Expensive energy imports

Energy is an important economic factor in Jordan, because the country is 95 percent dependent on energy exports. Low-cost natural gas supplies from Egypt were halted from 2014 to 2018 due to terrorist attacks on pipelines in Sinai. Deliveries have since resumed. Jordan also covers its energy needs with liquefied gas from Qatar, oil from Iraq and Saudi Arabia, and natural gas from neighboring Israel.

Regional conflicts and refugee movements

In addition to structural factors, Jordan’s economy is very dependent on the respective political situation in the region. The effects are ambivalent, because as a medium-sized state, Jordan not only suffers from wars and crises, it also benefits. According to leading economists, most regional conflicts over the past seven decades have benefited Jordan and the ruling Hashemites. Jordan has become a hub for doing business with Iraq since the beginning of sanctions against Iraq in the 1990’s and since the fall of Saddam Hussein in 2003. Many import-export companies moved their base to Amman. Numerous wealthy Iraqi refugees generated revenue by buying apartments, houses and cars, putting their money in Jordanian banks, or otherwise investing in the country.
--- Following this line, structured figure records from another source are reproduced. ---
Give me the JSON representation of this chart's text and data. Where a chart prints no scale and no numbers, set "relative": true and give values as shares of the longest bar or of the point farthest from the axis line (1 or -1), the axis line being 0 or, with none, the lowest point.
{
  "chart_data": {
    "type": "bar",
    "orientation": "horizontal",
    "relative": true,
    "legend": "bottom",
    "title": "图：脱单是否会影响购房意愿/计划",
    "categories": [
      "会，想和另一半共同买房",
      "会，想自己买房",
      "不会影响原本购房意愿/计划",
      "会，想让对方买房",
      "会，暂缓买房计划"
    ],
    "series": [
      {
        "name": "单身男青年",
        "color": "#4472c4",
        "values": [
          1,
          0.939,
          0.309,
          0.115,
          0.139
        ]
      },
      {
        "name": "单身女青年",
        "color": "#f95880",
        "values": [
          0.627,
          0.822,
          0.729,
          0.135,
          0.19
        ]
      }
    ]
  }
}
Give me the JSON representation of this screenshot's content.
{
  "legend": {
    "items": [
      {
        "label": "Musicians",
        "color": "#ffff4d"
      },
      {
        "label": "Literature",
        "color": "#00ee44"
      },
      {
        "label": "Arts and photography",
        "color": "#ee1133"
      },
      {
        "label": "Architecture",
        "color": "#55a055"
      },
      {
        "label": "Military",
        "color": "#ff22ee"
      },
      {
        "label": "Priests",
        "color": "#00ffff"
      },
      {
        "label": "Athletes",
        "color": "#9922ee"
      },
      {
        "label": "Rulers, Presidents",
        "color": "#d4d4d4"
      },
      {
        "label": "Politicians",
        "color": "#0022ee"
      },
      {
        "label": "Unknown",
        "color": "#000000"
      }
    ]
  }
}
However, the crisis in Syria could change this pattern. It is true that the Syrian mass exodus, like earlier large movements of refugees towards Jordan, provided positive economic impetus. From 2011, individual Syrian refugees brought considerable sums of money into the country. One consequence of this was a real “boom” in the construction industry in Irbid and Mafraq. The bottom line is that only a small part of the Jordanian population benefited from this development. Many of them suffered losses, because the armed conflicts in Syria and Iraq have severely impaired traditional trade routes and sales markets. In addition, the presence of around 1.3 million people from Syria (more than 50% of them registered refugees) meant high levels additional pressure on the country’s already scarce natural resources (water, energy) as well as high additional public spending, especially for health care, education, general infrastructure and energy subsidies. The fact is: the state and many municipalities were – and are – overburdened. And the labor market is also affected: Since most of the refugees from Syria no longer have any savings and are prepared to work illegally and for absolute minimum wages out of necessity, the already fierce competition for jobs in Jordan has become even tougher, especially between job seekers from Egypt and Syria. The already very low wages are in a downward spiral. This also means a further weakening of the already poorly protected workers’ rights, as well as the purchasing power of already disadvantaged population groups. Last but not least, wars and terror in the region are increasingly threatening the stability of Jordan and necessitating additional spending on security and defense.

Workers from abroad

In private households, hotels, restaurants and in the clothing industry, mainly workers from abroad work. Most come from Egypt, followed by Bangla Desh, Sri Lanka and India. A good 300,000 workers are officially registered, the number of undocumented foreign workers is estimated at around 250,000. This means that there are around 550,000 foreign workers in the country. Most of them come into the country under the so-called “Kafala” system, in which the employer has to vouch for the state. This means, among other things, a strong dependency on the employer.

In Jordan there are laws that theoretically protect workers from exploitation, but in practice elementary workers’ rights are often not observed. Domestic workers, in particular, sometimes toil under inhumane conditions. The non-governmental organization Tamkeen provides help in acute emergencies and helps migrant workers in Jordan to enforce their rights.